大学に行くということ
今年度の大学入試が始まっているー
生徒たちの進学への姿勢、大人たちの受験への考え方を聞いていると年々、学生は、大学に何を求めて進学するのだろうかーと考え込んでしまう時間が増えていく。そして、大学は生徒に何を求めているのか・・・と疑問に思うことも多い。
入試の形が多様化していて、将来の希望や目標を志望理由書などで求める大学も多い。そんな夢も希望も目標も4年間で変わるだろうに、変えざるをえなくもなるだろうに・・・。また、目標を掲げそれに向けて綿密な計画を持って、熱く語る若者は、逆につぶしが効かなくて、それがうまくいかなかったときの挫折感が彼らを悩ますことも少なくはない。

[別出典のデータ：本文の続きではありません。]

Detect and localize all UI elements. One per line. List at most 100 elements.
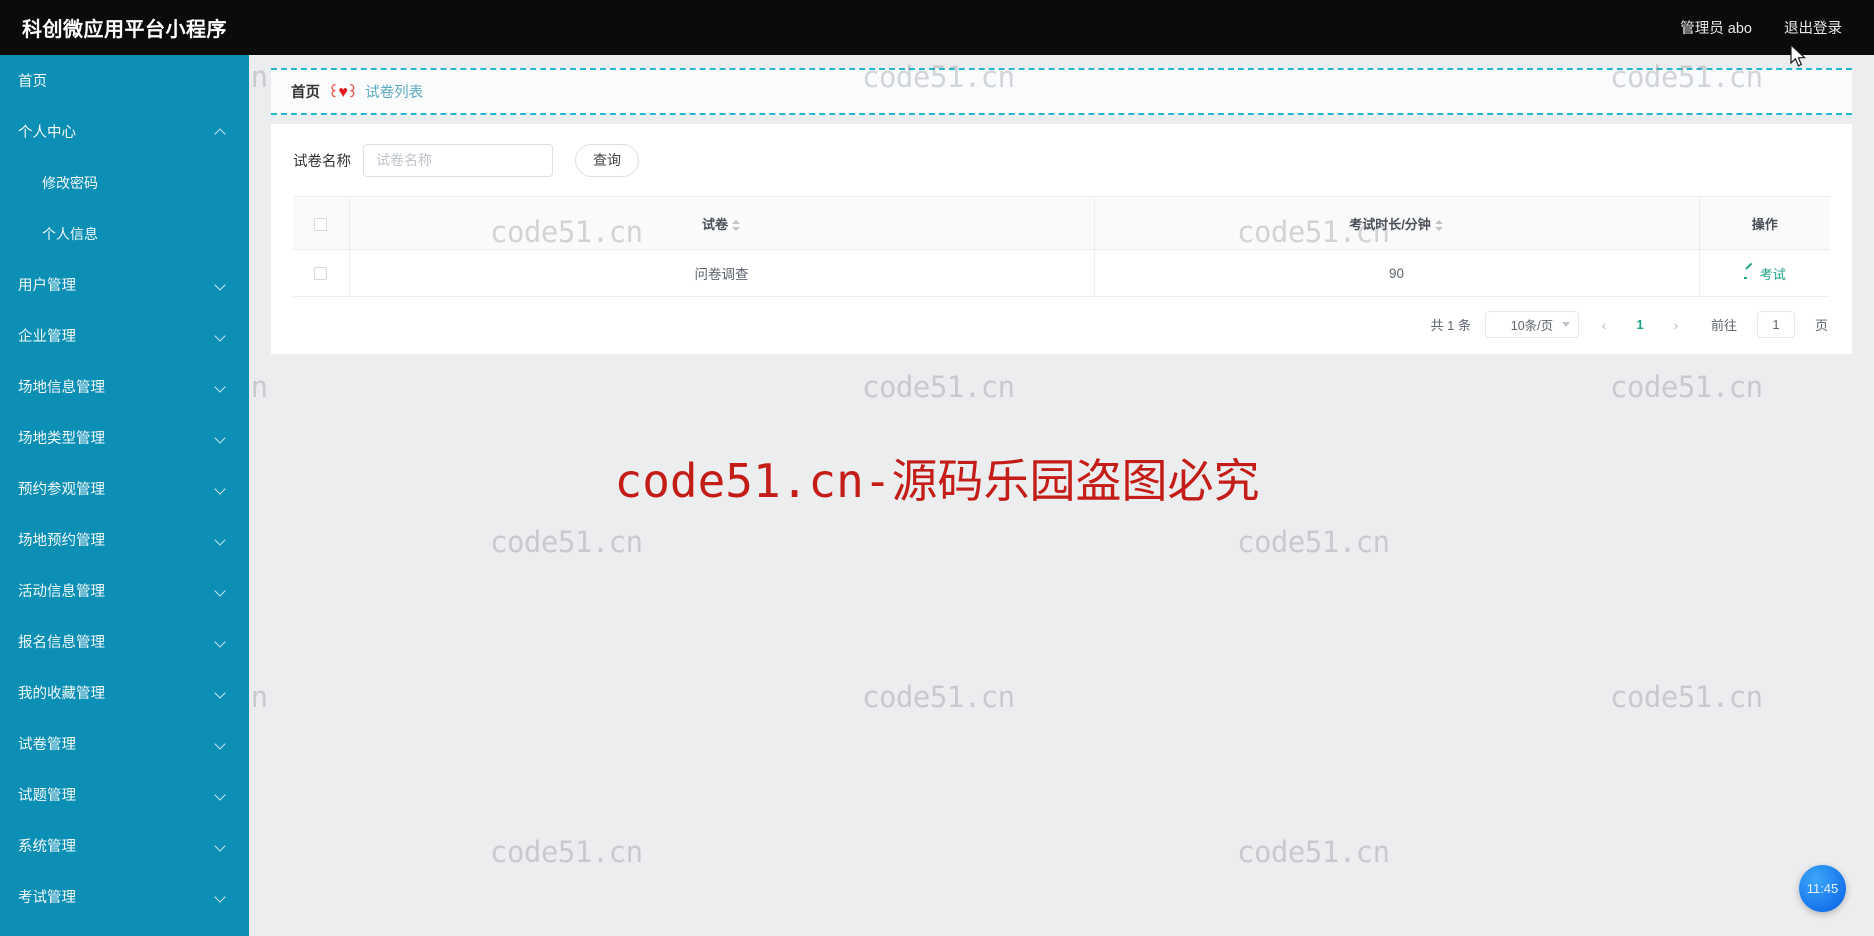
sidebar-nav[interactable]: 首页 个人中心修改密码个人信息用户管理企业管理场地信息管理 场地类型管理 预约参观管理… <box>0 55 249 936</box>
header-operation-label: 操作 <box>1751 216 1778 232</box>
chevron-down-icon[interactable] <box>215 279 227 291</box>
cell-paper-name: 问卷调查 <box>349 249 1095 297</box>
sidebar-item-14[interactable]: 试题管理 <box>0 769 249 820</box>
breadcrumb: 首页 ꒰♥꒱ 试卷列表 <box>271 68 1852 115</box>
header-operation-cell: 操作 <box>1699 196 1830 250</box>
breadcrumb-separator-decoration: ꒰♥꒱ <box>328 81 358 102</box>
sidebar-item-label: 系统管理 <box>18 839 76 855</box>
chevron-up-icon[interactable] <box>215 126 227 138</box>
next-page-button[interactable]: › <box>1665 313 1687 337</box>
sidebar-item-16[interactable]: 考试管理 <box>0 871 249 922</box>
cell-duration: 90 <box>1094 249 1700 297</box>
chevron-down-icon[interactable] <box>215 330 227 342</box>
content-card: 试卷名称 查询 试卷 考试时长/分钟 操作 <box>271 124 1852 354</box>
chevron-down-icon[interactable] <box>215 789 227 801</box>
breadcrumb-home-link[interactable]: 首页 <box>291 81 320 102</box>
row-checkbox[interactable] <box>314 267 328 281</box>
sidebar-item-label: 我的收藏管理 <box>18 686 105 702</box>
select-all-checkbox[interactable] <box>314 217 328 231</box>
sidebar-item-label: 用户管理 <box>18 278 76 294</box>
sidebar-item-13[interactable]: 试卷管理 <box>0 718 249 769</box>
header-paper-name-cell[interactable]: 试卷 <box>349 196 1095 250</box>
exam-paper-table: 试卷 考试时长/分钟 操作 问卷调查 90 考试 <box>293 196 1830 297</box>
sidebar-item-7[interactable]: 场地类型管理 <box>0 412 249 463</box>
page-size-select[interactable]: 10条/页 <box>1484 311 1579 338</box>
chevron-down-icon[interactable] <box>215 483 227 495</box>
heart-icon: ♥ <box>338 84 347 101</box>
floating-clock-time: 11:45 <box>1806 881 1839 896</box>
sidebar-item-11[interactable]: 报名信息管理 <box>0 616 249 667</box>
chevron-down-icon[interactable] <box>215 534 227 546</box>
sidebar-item-4[interactable]: 用户管理 <box>0 259 249 310</box>
exam-action-button[interactable]: 考试 <box>1743 264 1786 283</box>
sidebar-item-0[interactable]: 首页 <box>0 55 249 106</box>
sidebar-item-5[interactable]: 企业管理 <box>0 310 249 361</box>
chevron-down-icon[interactable] <box>215 381 227 393</box>
pencil-icon <box>1743 267 1756 279</box>
sidebar-item-3[interactable]: 个人信息 <box>0 208 249 259</box>
breadcrumb-current-link[interactable]: 试卷列表 <box>365 81 423 102</box>
chevron-down-icon[interactable] <box>215 687 227 699</box>
sidebar-item-label: 个人信息 <box>42 225 98 242</box>
header-select-all-cell <box>293 196 350 250</box>
app-title: 科创微应用平台小程序 <box>22 19 227 41</box>
table-row[interactable]: 问卷调查 90 考试 <box>293 249 1830 297</box>
watermark-main-text: code51.cn-源码乐园盗图必究 <box>614 454 1260 508</box>
sidebar-item-label: 修改密码 <box>42 174 98 191</box>
search-label: 试卷名称 <box>293 153 351 170</box>
goto-label: 前往 <box>1710 318 1737 333</box>
sidebar-item-label: 考试管理 <box>18 890 76 906</box>
sidebar-item-label: 报名信息管理 <box>18 635 105 651</box>
sidebar-item-label: 场地信息管理 <box>18 380 105 396</box>
chevron-down-icon[interactable] <box>215 636 227 648</box>
goto-page-input[interactable] <box>1756 311 1795 338</box>
chevron-down-icon[interactable] <box>215 585 227 597</box>
prev-page-button[interactable]: ‹ <box>1593 313 1615 337</box>
header-paper-name-label: 试卷 <box>701 216 728 232</box>
sidebar-item-6[interactable]: 场地信息管理 <box>0 361 249 412</box>
goto-unit-label: 页 <box>1814 318 1828 333</box>
sidebar-item-15[interactable]: 系统管理 <box>0 820 249 871</box>
pagination: 共 1 条 10条/页 ‹ 1 › 前往 页 <box>271 297 1852 352</box>
sidebar-item-label: 预约参观管理 <box>18 482 105 498</box>
breadcrumb-sep-right: ꒱ <box>346 85 358 101</box>
sidebar-item-9[interactable]: 场地预约管理 <box>0 514 249 565</box>
sort-icon[interactable] <box>731 219 741 232</box>
table-header-row: 试卷 考试时长/分钟 操作 <box>293 196 1830 250</box>
sidebar-item-8[interactable]: 预约参观管理 <box>0 463 249 514</box>
chevron-down-icon[interactable] <box>215 432 227 444</box>
search-input[interactable] <box>363 143 553 177</box>
table-head: 试卷 考试时长/分钟 操作 <box>293 196 1830 250</box>
row-select-cell <box>293 249 350 297</box>
exam-action-label: 考试 <box>1759 266 1786 282</box>
chevron-down-icon <box>1561 322 1570 327</box>
page-size-label: 10条/页 <box>1510 319 1554 333</box>
logout-button[interactable]: 退出登录 <box>1784 17 1842 38</box>
top-bar: 科创微应用平台小程序 管理员 abo 退出登录 <box>0 0 1874 55</box>
floating-clock-badge[interactable]: 11:45 <box>1799 865 1846 912</box>
search-form: 试卷名称 查询 <box>271 124 1852 196</box>
page-number-1[interactable]: 1 <box>1629 317 1651 332</box>
table-body: 问卷调查 90 考试 <box>293 249 1830 297</box>
sidebar-item-1[interactable]: 个人中心 <box>0 106 249 157</box>
chevron-down-icon[interactable] <box>215 840 227 852</box>
cell-operation: 考试 <box>1699 249 1830 297</box>
sidebar-item-label: 场地类型管理 <box>18 431 105 447</box>
sidebar-item-10[interactable]: 活动信息管理 <box>0 565 249 616</box>
current-user-label: 管理员 abo <box>1680 21 1752 37</box>
search-button[interactable]: 查询 <box>575 143 639 177</box>
sidebar-item-label: 试题管理 <box>18 788 76 804</box>
pagination-total: 共 1 条 <box>1430 318 1471 333</box>
breadcrumb-sep-left: ꒰ <box>328 85 339 101</box>
chevron-down-icon[interactable] <box>215 738 227 750</box>
sidebar-item-label: 场地预约管理 <box>18 533 105 549</box>
sidebar-item-2[interactable]: 修改密码 <box>0 157 249 208</box>
header-duration-label: 考试时长/分钟 <box>1349 216 1431 232</box>
chevron-down-icon[interactable] <box>215 891 227 903</box>
sort-icon[interactable] <box>1434 219 1444 232</box>
sidebar-item-label: 试卷管理 <box>18 737 76 753</box>
header-duration-cell[interactable]: 考试时长/分钟 <box>1094 196 1700 250</box>
sidebar-item-label: 企业管理 <box>18 329 76 345</box>
sidebar-item-12[interactable]: 我的收藏管理 <box>0 667 249 718</box>
sidebar-item-label: 活动信息管理 <box>18 584 105 600</box>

その志望理由書や面接の準備に多くの高校の先生方が多くの時間を割いている。学校の先生たちも、生徒たちに具体的に職業や希望を示して書くように指導することが多いようだ。にわかに、または、生徒がある程度の期間煮詰めてきた職業を選んでそれについて書くーもっともらしく書かれているけれど、一般化されていて、その先を一緒に過ごし、見てみたいと心躍らせるものは少なく、首をかしげることも多い。学校の先生も、生徒もその体裁が整っていることに満足しているようけれど、果たして、大学の先生たちがどのように思っているのだろうかーと、毎年のように考える。少子化で、疑問に思っても受け入れることが多くなり、そんな志望理由書ばかりが増えていく悪循環に、大学の先生方のため息が聞こえてきそうだと想像して、苦笑してしまう。

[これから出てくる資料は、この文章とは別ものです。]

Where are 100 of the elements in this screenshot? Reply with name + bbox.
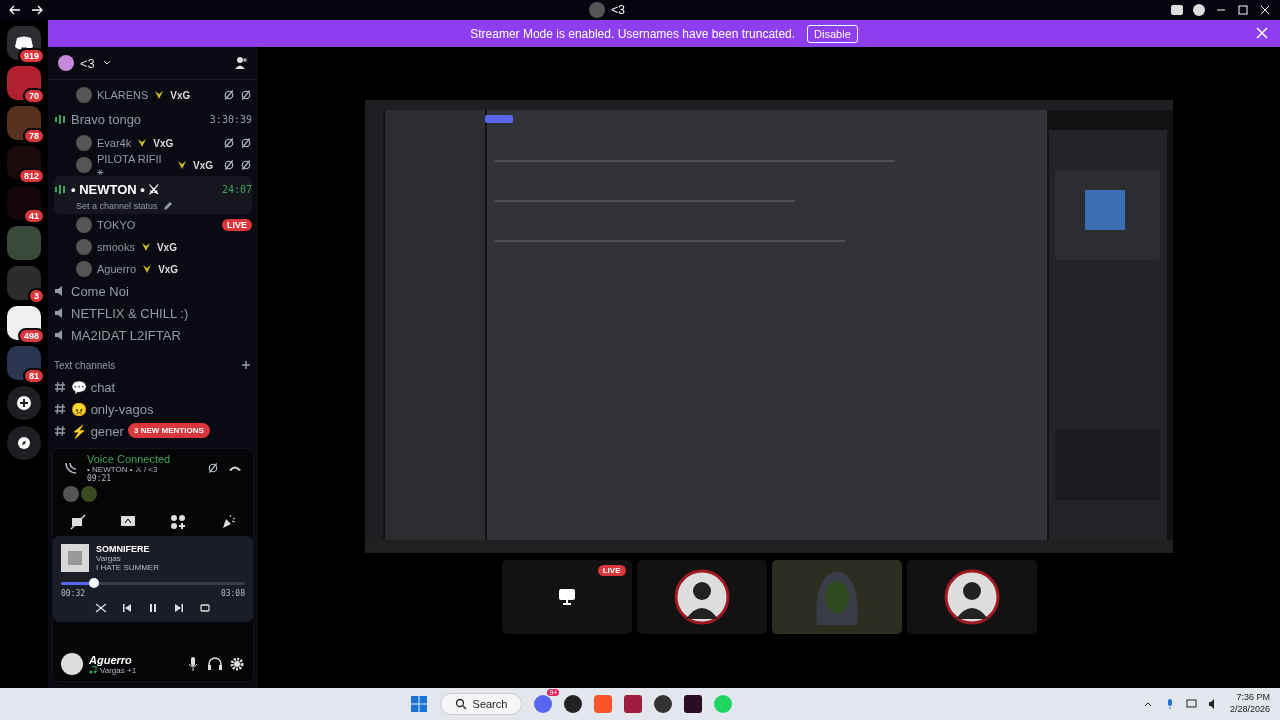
- next-icon[interactable]: [173, 602, 185, 614]
- app-icon[interactable]: [624, 695, 643, 713]
- channel-status[interactable]: Set a channel status: [76, 201, 158, 211]
- search-icon: [454, 698, 467, 710]
- unread-badge: 919: [17, 48, 45, 64]
- forward-arrow-icon[interactable]: [30, 3, 44, 17]
- unread-badge: 70: [23, 88, 45, 104]
- user-avatar: [63, 486, 79, 502]
- clock-time[interactable]: 7:36 PM: [1229, 692, 1270, 704]
- voice-channel-name[interactable]: Bravo tongo: [71, 111, 142, 127]
- deafened-icon: [240, 137, 252, 149]
- user-activity: Vargas +1: [100, 665, 137, 675]
- unread-badge: 41: [23, 208, 45, 224]
- voice-channel-name[interactable]: Come Noi: [71, 283, 129, 299]
- live-badge: LIVE: [222, 219, 252, 231]
- back-arrow-icon[interactable]: [8, 3, 22, 17]
- headphones-icon[interactable]: [207, 656, 223, 672]
- user-tile[interactable]: [771, 560, 902, 634]
- unread-badge: 3: [28, 288, 45, 304]
- member-name[interactable]: Aguerro: [97, 263, 137, 275]
- pause-icon[interactable]: [147, 602, 159, 614]
- member-name[interactable]: Evar4k: [97, 137, 132, 149]
- member-name[interactable]: TOKYO: [97, 219, 136, 231]
- user-avatar: [76, 261, 92, 277]
- repeat-icon[interactable]: [199, 602, 211, 614]
- text-channel-name[interactable]: 😠 only-vagos: [71, 401, 154, 417]
- call-duration: 09:21: [87, 474, 113, 483]
- text-channel-name[interactable]: ⚡ gener: [71, 423, 124, 439]
- clan-tag: VxG: [170, 89, 191, 101]
- unread-badge: 78: [23, 128, 45, 144]
- plus-icon: [17, 396, 31, 410]
- live-badge: LIVE: [597, 565, 626, 576]
- noise-suppression-icon: [207, 462, 219, 474]
- user-tile[interactable]: [906, 560, 1037, 634]
- app-icon[interactable]: [684, 695, 703, 713]
- crest-icon: [153, 89, 166, 101]
- deafened-icon: [240, 89, 252, 101]
- user-avatar[interactable]: [61, 653, 83, 675]
- app-icon[interactable]: [564, 695, 583, 713]
- network-icon[interactable]: [1185, 698, 1198, 710]
- settings-icon[interactable]: [229, 656, 245, 672]
- previous-icon[interactable]: [121, 602, 133, 614]
- activities-icon[interactable]: [170, 514, 186, 530]
- help-icon[interactable]: [1192, 3, 1206, 17]
- clock-date[interactable]: 2/28/2026: [1229, 704, 1270, 716]
- member-name[interactable]: KLARENS: [97, 89, 149, 101]
- user-avatar: [76, 217, 92, 233]
- user-avatar: [943, 569, 1000, 625]
- banner-text: Streamer Mode is enabled. Usernames have been truncated.: [470, 26, 796, 41]
- disable-button[interactable]: Disable: [807, 24, 858, 43]
- voice-channel-name[interactable]: MA2IDAT L2IFTAR: [71, 327, 181, 343]
- crest-icon: [141, 263, 154, 275]
- member-name[interactable]: smooks: [97, 241, 135, 253]
- camera-off-icon[interactable]: [70, 514, 86, 530]
- shuffle-icon[interactable]: [95, 602, 107, 614]
- close-icon[interactable]: [1258, 3, 1272, 17]
- explore-button[interactable]: [7, 426, 41, 460]
- browser-icon[interactable]: [594, 695, 613, 713]
- pencil-icon: [161, 200, 174, 212]
- user-avatar: [76, 135, 92, 151]
- text-channel-name[interactable]: 💬 chat: [71, 379, 116, 395]
- song-title: SOMNIFERE: [96, 544, 151, 554]
- user-tile[interactable]: [636, 560, 767, 634]
- taskbar-search[interactable]: Search: [439, 693, 523, 715]
- muted-mic-icon: [223, 89, 235, 101]
- crest-icon: [139, 241, 152, 253]
- clan-tag: VxG: [158, 263, 179, 275]
- stream-tile[interactable]: LIVE: [501, 560, 632, 634]
- server-name[interactable]: <3: [80, 55, 95, 71]
- elapsed-time: 00:32: [61, 589, 86, 598]
- maximize-icon[interactable]: [1236, 3, 1250, 17]
- voice-channel-name[interactable]: NETFLIX & CHILL :): [71, 305, 189, 321]
- connection-status: Voice Connected: [87, 453, 171, 465]
- user-avatar: [673, 569, 730, 625]
- voice-channel-path[interactable]: • NEWTON • ⚔ / <3: [87, 465, 171, 474]
- unread-badge: 498: [17, 328, 45, 344]
- album-art: [61, 544, 89, 572]
- member-name[interactable]: PILOTA RIFII ⚹: [97, 152, 171, 178]
- muted-mic-icon: [223, 159, 235, 171]
- soundboard-icon[interactable]: [220, 514, 236, 530]
- song-artist: Vargas: [96, 554, 122, 563]
- channel-timer: 24:07: [221, 183, 252, 195]
- deafened-icon: [240, 159, 252, 171]
- monitor-icon: [556, 587, 577, 607]
- chat-app-icon[interactable]: [534, 695, 553, 713]
- add-friend-icon[interactable]: [234, 56, 248, 70]
- inbox-icon[interactable]: [1170, 3, 1184, 17]
- user-avatar: [76, 87, 92, 103]
- compass-icon: [17, 436, 31, 450]
- mentions-pill[interactable]: 3 NEW MENTIONS: [128, 423, 210, 438]
- clan-tag: VxG: [193, 159, 213, 171]
- voice-channel-name[interactable]: • NEWTON • ⚔: [71, 181, 161, 197]
- add-server-button[interactable]: [7, 386, 41, 420]
- category-header[interactable]: Text channels: [54, 359, 116, 371]
- chat-logo-icon: [14, 35, 34, 51]
- unread-badge: 812: [17, 168, 45, 184]
- recorder-icon[interactable]: [654, 695, 673, 713]
- windows-start-icon[interactable]: [409, 695, 428, 713]
- crest-icon: [136, 137, 149, 149]
- plus-icon[interactable]: [240, 359, 252, 371]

大学は、自分の可能性と向き合う場所ではないのだろうか。
これになりたいから、この大学は私の将来に役に立つという発想ではなく、今までこんな風に目標を立てて頑張ってきたので、この大学でもっと視野を広げて、深く、広く考えたいー。今まで流されてきて、あまり多くを考えてこなかったけれど、この学部で勉強して将来の可能性を考えたい。
そう思ってきてくれる生徒を、大学は求めてはいないのだろうか。
私にとっての大学生活は、人生の夏休みのような4年間だったけれど、少なくとも大学院に進むころには、自分の将来へのビジョンを持っていた。そして、一生ものの友人がたくさんできていた。